A Latin phrase meaning ‘explaining painting and poetry’, this argument’s origins lie in the comparisons made between the two disciplines in Aristotle’s Poetics and Horace’s Ars Poetica. These formed the bases during the Renaissance and Baroque periods for several treatises on similar theories.
The fundamental assumption is that painting, like poetry, is the ideal imitation of human action. The principal aims of the artist were imitation, invention, expression, instruction and decorum. Through the comparison with poetry, painting was elevated to the status of a liberal art.
Ut pictura poesis is a Latin phrase literally meaning “as is painting so is poetry”. The statement (often repeated) occurs most famously in Horace’s Ars Poetica, near the end, immediately after another famous quotation, “bonus dormitat Homerus“, or “even Homer nods” (an indication that even the most skilled poet can compose inferior verse):
Poetry resembles painting. Some works will captivate you when you stand very close to them and others if you are at a greater distance. This one prefers a darker vantage point, that one wants to be seen in the light since it feels no terror before the penetrating judgment of the critic. This pleases only once, that will give pleasure even if we go back to it ten times over.[1]
Horace meant that poetry (in its widest sense, “imaginative texts”) merited the same careful interpretation that was, in Horace’s day, reserved for painting.
Some centuries before, Simonides of Keos (c. 556 – 468 BC) had stated, “Poema pictura loquens, pictura poema silens,” which translates into, “Poetry is a speaking picture, painting a silent poetry.”[2] Yet, as this phrase has traversed history, it has ignited academic arguments over whether or not it is true. Plato, through his own thought process on credible knowledge, found painting and writing to be unreliable sources of understanding, disregarding the concept entirely. The lack of credibility rested on his opinion that both forms of art gave a false simulation of reality. Moving on from Plato’s time to the Renaissance, the argument sprung up over which form was superior. It was decided, at this time, that painting took precedence because sight was higher-ranking to people than hearing was.[3]
Gotthold Ephraim Lessing opens his Laocoön: An Essay on the Limits of Painting and Poetry (1766) by observing that “the first who compared painting with poetry [Simonides of Ceos] was a man of fine feeling,”[4] though, Lessing makes it clear, not a critic or philosopher. Lessing argues that painting is a synchronic, visual phenomenon, one of space that is immediately in its entirety understood and appreciated, while poetry (again, in its widest sense) is a diachronic art of the ear, one that depends on time to unfold itself for the reader’s appreciation. He recommends that poetry and painting should not be confused, and that they are best practiced and appreciated “as two equitable and friendly neighbors.”[citation needed]
W. J. T. Mitchell trenchantly observed that “We tend to think that to compare poetry with painting is to make a metaphor, while to differentiate poetry from painting is to state a literal truth.”[5]
The paragone was another long-running debate, typically rather more competitive, comparing painting and sculpture.
Alexander Pope
18th-century British poet Alexander Pope was partial to ut pictura poesis.
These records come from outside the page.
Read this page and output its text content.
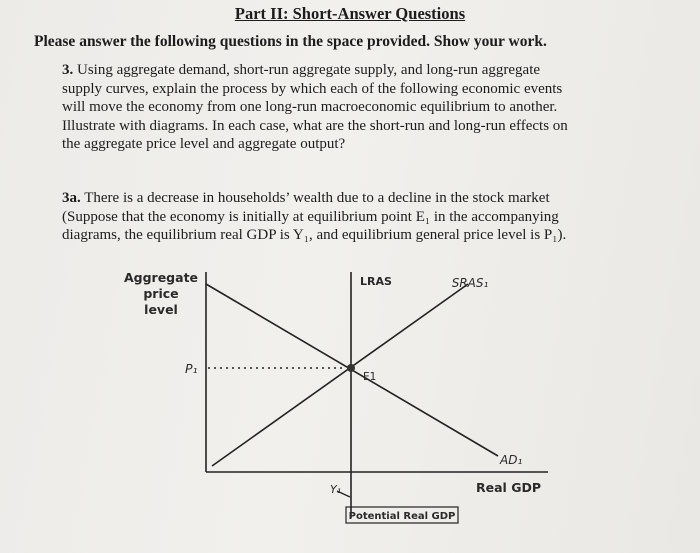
Part II: Short-Answer Questions
Please answer the following questions in the space provided. Show your work.
3. Using aggregate demand, short-run aggregate supply, and long-run aggregate
supply curves, explain the process by which each of the following economic events
will move the economy from one long-run macroeconomic equilibrium to another.
Illustrate with diagrams. In each case, what are the short-run and long-run effects on
the aggregate price level and aggregate output?
3a. There is a decrease in households’ wealth due to a decline in the stock market
(Suppose that the economy is initially at equilibrium point E₁ in the accompanying
diagrams, the equilibrium real GDP is Y₁, and equilibrium general price level is P₁).
Aggregate
price
level
Real GDP
LRAS	SRAS₁
AD₁
E1
P₁
Y₁
Potential Real GDP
He considered both painting and poetry to be equals, and “it can easily be seen that he held that there was a close relationship between the art of poetry and the art of painting, especially perhaps since such a relationship combined the two arts of which he was a practitioner.”[6] There is note of Pope finding himself “in a larger context of a continuous line of poetic pictorialism”.[6] Ut pictura poesis surfaces in regards to Pope’s “Rape of the Lock” through his in-depth descriptions of the characters and plot. Rebecca Ferguson, in her essay “‘Quick as her Eyes, and as unfix’d as those’: objectification and seeing in Pope’s ‘Rape of the Lock'”, draws attention to these details, specifically with Belinda’s character. Ferguson explains an aspect of how Pope was painting a character and a plot: “Pope’s construction of Belinda seems to render her just such a ‘frontier’ between a constructive and a destructive chaos, between qualities which are ‘neither inside nor outside’, neither invested in her ‘essential’ self nor in her body,” and
The belle is identified in many ways with the display of vessels and treasures around her, both as a consumer and as a figure who takes on some of the properties of those riches, yet her attractions are in the end not so much displayed as set in motion; she ‘rises in her charms’, ‘awakens’ and ‘calls forth’ her wonders and graces, culminating in the dispersal of both her body and her allure in the reader’s eye.[7]
There is an emphasis on the reader’s eye and the imagery that contributed to audience members being able to so vividly ‘watch’ the plot of this poem unfold.